Au terme d’un troisième et dernier affrontement, à Gaugamèles, Alexandre le Grand conquiert l’Empire perse de Darius III, roi de la dynastie des Achéménides. Par cette victoire, un 1er octobre 331 av. J.-C. en Mésopotamie, le jeune conquérant de 25 ans entre également au Moyen-Orient.

«La bataille d’Arbelles», par Charles Le Brun, 1669. Paris, Musée du Louvre – ©VladoubidoOo, Travail personnel / Wikimédia Commons. Domaine public

L’ultime bataille, à Gaugamèles

Darius III, roi de Perse, a reconstitué ses troupes et s’apprête à affronter une nouvelle fois le jeune roi de Macédoine, Alexandre. Malgré deux défaites cuisantes face à ce dernier, à Granique en mai 334 av. J.-C. et à Issos en novembre 333 av. J.-C., le puissant «Roi des Rois» ne doute pas de sa future victoire.
Les Perses disposent en effet de nombreux atouts : près de 300 000 hommes, de nombreux chars de guerre à faux (attelages sur lesquels étaient disposés de part et d’autre – notamment sur les roues – des faux tranchantes), ainsi que des éléphants de combat. Pour faciliter leurs manoeuvres, Darius attend son adversaire sur la plaine de Gaugamèles, près d’Ardèles.
Le roi de Macédoine quant à lui, ne dispose que d’environ 45 000 Macédoniens et Grecs.

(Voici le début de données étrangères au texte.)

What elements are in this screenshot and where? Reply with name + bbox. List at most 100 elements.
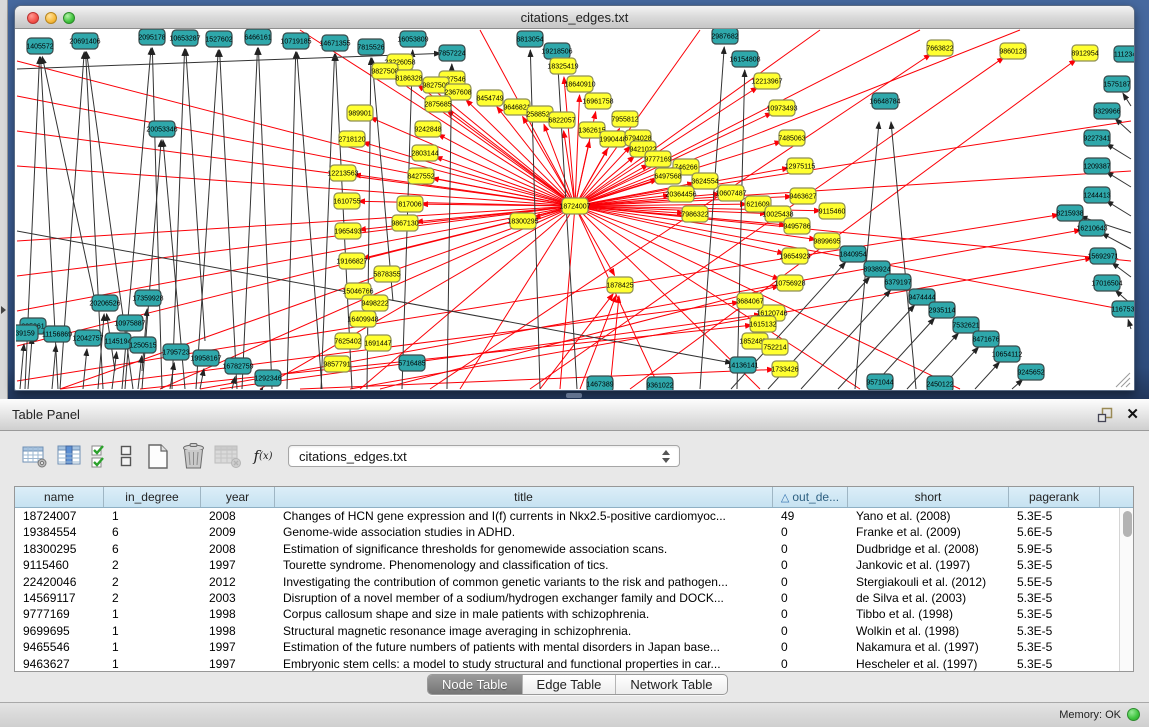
graph-node[interactable]: 989901 xyxy=(347,105,373,121)
graph-node[interactable]: 10973493 xyxy=(766,100,797,116)
tab-network-table[interactable]: Network Table xyxy=(616,675,726,694)
graph-node[interactable]: 2718120 xyxy=(338,131,365,147)
graph-node[interactable]: 3624554 xyxy=(691,173,718,189)
table-row[interactable]: 1830029562008Estimation of significance … xyxy=(15,541,1133,557)
graph-node[interactable]: 2875685 xyxy=(424,96,451,112)
tab-edge-table[interactable]: Edge Table xyxy=(523,675,617,694)
graph-node[interactable]: 8215938 xyxy=(1056,205,1083,221)
graph-node[interactable]: 19654923 xyxy=(779,248,810,264)
split-pane-handle[interactable] xyxy=(566,393,582,398)
graph-node[interactable]: 9571044 xyxy=(866,374,893,390)
graph-node[interactable]: 16154808 xyxy=(729,51,760,67)
graph-node[interactable]: 9899695 xyxy=(813,233,840,249)
graph-node[interactable]: 39159 xyxy=(16,325,38,341)
graph-node[interactable]: 817006 xyxy=(397,196,423,212)
graph-node[interactable]: 7663822 xyxy=(926,40,953,56)
graph-node[interactable]: 1615132 xyxy=(749,316,776,332)
graph-node[interactable]: 14136141 xyxy=(727,357,758,373)
graph-node[interactable]: 10756928 xyxy=(774,275,805,291)
table-row[interactable]: 911546021997Tourette syndrome. Phenomeno… xyxy=(15,557,1133,573)
table-row[interactable]: 969969511998Structural magnetic resonanc… xyxy=(15,623,1133,639)
graph-node[interactable]: 1292346 xyxy=(254,370,281,386)
graph-node[interactable]: 18325419 xyxy=(547,58,578,74)
graph-node[interactable]: 1610755 xyxy=(333,193,360,209)
graph-node[interactable]: 17359928 xyxy=(132,290,163,306)
graph-node[interactable]: 1250515 xyxy=(129,337,156,353)
graph-node[interactable]: 6379197 xyxy=(884,274,911,290)
graph-node[interactable]: 6822057 xyxy=(548,112,575,128)
graph-node[interactable]: 19218506 xyxy=(541,43,572,59)
graph-node[interactable]: 9857791 xyxy=(323,356,350,372)
graph-node[interactable]: 752214 xyxy=(762,339,788,355)
graph-node[interactable]: 2803144 xyxy=(411,145,438,161)
graph-node[interactable]: 6466161 xyxy=(244,29,271,45)
graph-node[interactable]: 1795723 xyxy=(162,344,189,360)
graph-node[interactable]: 20364456 xyxy=(665,186,696,202)
column-header-out_de[interactable]: △out_de... xyxy=(773,487,848,507)
graph-node[interactable]: 1167533 xyxy=(1112,301,1134,317)
graph-node[interactable]: 7625402 xyxy=(334,333,361,349)
table-selector-dropdown[interactable]: citations_edges.txt xyxy=(288,445,680,467)
graph-node[interactable]: 16782759 xyxy=(222,358,253,374)
graph-node[interactable]: 12213967 xyxy=(751,73,782,89)
graph-node[interactable]: 1733426 xyxy=(771,361,798,377)
graph-node[interactable]: 2450122 xyxy=(926,376,953,390)
graph-node[interactable]: 1244413 xyxy=(1083,187,1110,203)
float-panel-icon[interactable] xyxy=(1097,407,1113,423)
graph-node[interactable]: 9227341 xyxy=(1083,130,1110,146)
new-table-icon[interactable] xyxy=(143,441,173,471)
column-header-in_degree[interactable]: in_degree xyxy=(104,487,201,507)
column-header-title[interactable]: title xyxy=(275,487,773,507)
graph-node[interactable]: 9329966 xyxy=(1093,103,1120,119)
graph-node[interactable]: 1990448 xyxy=(599,131,626,147)
graph-node[interactable]: 1405572 xyxy=(26,38,53,54)
network-window-titlebar[interactable]: citations_edges.txt xyxy=(15,6,1134,29)
graph-node[interactable]: 2987682 xyxy=(711,29,738,44)
graph-node[interactable]: 8427552 xyxy=(407,168,434,184)
graph-node[interactable]: 16409948 xyxy=(347,311,378,327)
graph-node[interactable]: 10607487 xyxy=(715,185,746,201)
table-row[interactable]: 1872400712008Changes of HCN gene express… xyxy=(15,508,1133,524)
graph-node[interactable]: 7955812 xyxy=(611,111,638,127)
column-header-short[interactable]: short xyxy=(848,487,1009,507)
graph-node[interactable]: 18640910 xyxy=(564,76,595,92)
graph-node[interactable]: 1965493 xyxy=(334,223,361,239)
graph-node[interactable]: 12213563 xyxy=(327,165,358,181)
graph-node[interactable]: 12042757 xyxy=(72,330,103,346)
graph-node[interactable]: 10654112 xyxy=(992,346,1023,362)
table-row[interactable]: 2242004622012Investigating the contribut… xyxy=(15,574,1133,590)
graph-node[interactable]: 19958167 xyxy=(190,350,221,366)
column-header-year[interactable]: year xyxy=(201,487,275,507)
select-mode-icon[interactable] xyxy=(88,441,112,471)
graph-node[interactable]: 1145194 xyxy=(105,333,132,349)
graph-node[interactable]: 20206526 xyxy=(89,295,120,311)
graph-node[interactable]: 5878355 xyxy=(373,266,400,282)
graph-node[interactable]: 20053346 xyxy=(146,121,177,137)
graph-node[interactable]: 8454749 xyxy=(476,90,503,106)
control-panel-edge[interactable] xyxy=(0,0,8,399)
table-settings-icon[interactable] xyxy=(20,441,50,471)
graph-node[interactable]: 16648784 xyxy=(869,93,900,109)
graph-node[interactable]: 9495786 xyxy=(783,218,810,234)
graph-node[interactable]: 2935114 xyxy=(929,302,956,318)
graph-node[interactable]: 12975115 xyxy=(785,158,816,174)
graph-node[interactable]: 20691406 xyxy=(69,33,100,49)
import-table-icon[interactable] xyxy=(212,441,244,471)
graph-node[interactable]: 2095178 xyxy=(138,29,165,45)
table-row[interactable]: 1938455462009Genome-wide association stu… xyxy=(15,524,1133,540)
row-height-icon[interactable] xyxy=(117,441,135,471)
column-header-pagerank[interactable]: pagerank xyxy=(1009,487,1100,507)
graph-node[interactable]: 7986322 xyxy=(681,206,708,222)
graph-node[interactable]: 16053809 xyxy=(397,31,428,47)
show-columns-icon[interactable] xyxy=(55,441,85,471)
table-row[interactable]: 1456911722003Disruption of a novel membe… xyxy=(15,590,1133,606)
graph-node[interactable]: 19166827 xyxy=(336,253,367,269)
graph-node[interactable]: 16210643 xyxy=(1076,220,1107,236)
function-builder-icon[interactable]: f(x) xyxy=(248,441,278,471)
delete-table-icon[interactable] xyxy=(177,441,209,471)
graph-node[interactable]: 14671355 xyxy=(319,35,350,51)
graph-node[interactable]: 1112340 xyxy=(1114,46,1134,62)
graph-node[interactable]: 9361022 xyxy=(646,377,673,390)
graph-node[interactable]: 10719185 xyxy=(280,33,311,49)
graph-node[interactable]: 5716485 xyxy=(398,355,425,371)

Ce dernier va néanmoins briller par son génie militaire :
Au lieu de disposer son armée en une seule ligne de front, comme à l’accoutumée, il la divise en trois et place la partie centrale en retrait de ses deux ailes. Par cette tactique inédite, il incite les Perses à foncer droit devant, pour mieux les attaquer ensuite, par les flancs. Lorsque l’affrontement est engagé sur les côtés, Alexandre ordonne alors à ses troupes de battre en retraite. Darius mobilise alors un maximum de soldats pour les poursuivre. Il détache même les troupes qui le protégeaient.
Cette décision qu’il croit judicieuse est en réalité celle qu’Alexandre espérait pour pouvoir affronter son adversaire personnellement. Mais le Roi des Rois s’enfuit lâchement dans les montagnes, laissant son armée sans commandement. Alors que celle-ci avait une chance de prendre le dessus, elle est prise à revers et finit par se rendre. Tandis que les Perses ont perdu près de 50 000 hommes, les Macédoniens en ont perdu dix fois moins…

Un Alexandre, des Alexandries

En battant une nouvelle – et dernière – fois Darius III, Alexandre le Grand gagne l’Empire perse et une large porte d’entrée sur tout le Moyen-Orient.
En vainquant le roi achéménide par deux fois déjà, à Granique en -334 et à Issos en -333, Alexandre avait conquis l’Egypte. Il est ainsi devenu pharaon et a créé la ville d’Alexandrie.

Mosaïque de la bataille d’Issos – Musée archéologique de Naples. ©Créateur inconnu / Wikimédia Commons. Domaine public

Il se fait à présent proclamer roi d’Asie, en entrant dans chacune des capitales de la Perse achéménide : Suse, Persépolis, Pasargades et Ecbatane. Il laisse ses soldats piller Persépolis, juste retour des choses selon lui après le pillage d’Athènes par Xerxès Ier, 150 ans plus tôt. Ce dernier avait lui-même agi par vengeance après la défaite de son père Darius Ier contre la ville, à Marathon.

Le nouvel empereur perse poursuit son chemin vers l’Est. L’ambition d’Alexandre est claire : asseoir son pouvoir sur tout l’Empire en créant d’autres Alexandries. Une douzaine sortent ainsi de terre, parmi lesquelles les futures Kaboul, Kandahar, Hérat, Samarcande…
Alors qu’il traverse les extrémités orientales (le futur Afghanistan) de l’Empire, Alexandre découvre le corps de Darius III sur le bord d’un chemin. Il a été assassiné par un satrape (gouverneur d’une province de Perse), Bessos.
Le jeune conquérant dépose alors son manteau sur la dépouille du vaincu.
Par ce geste, Alexandre le Grand indique qu’il assume l’héritage des Achéménides, sans haine ni esprit de revanche.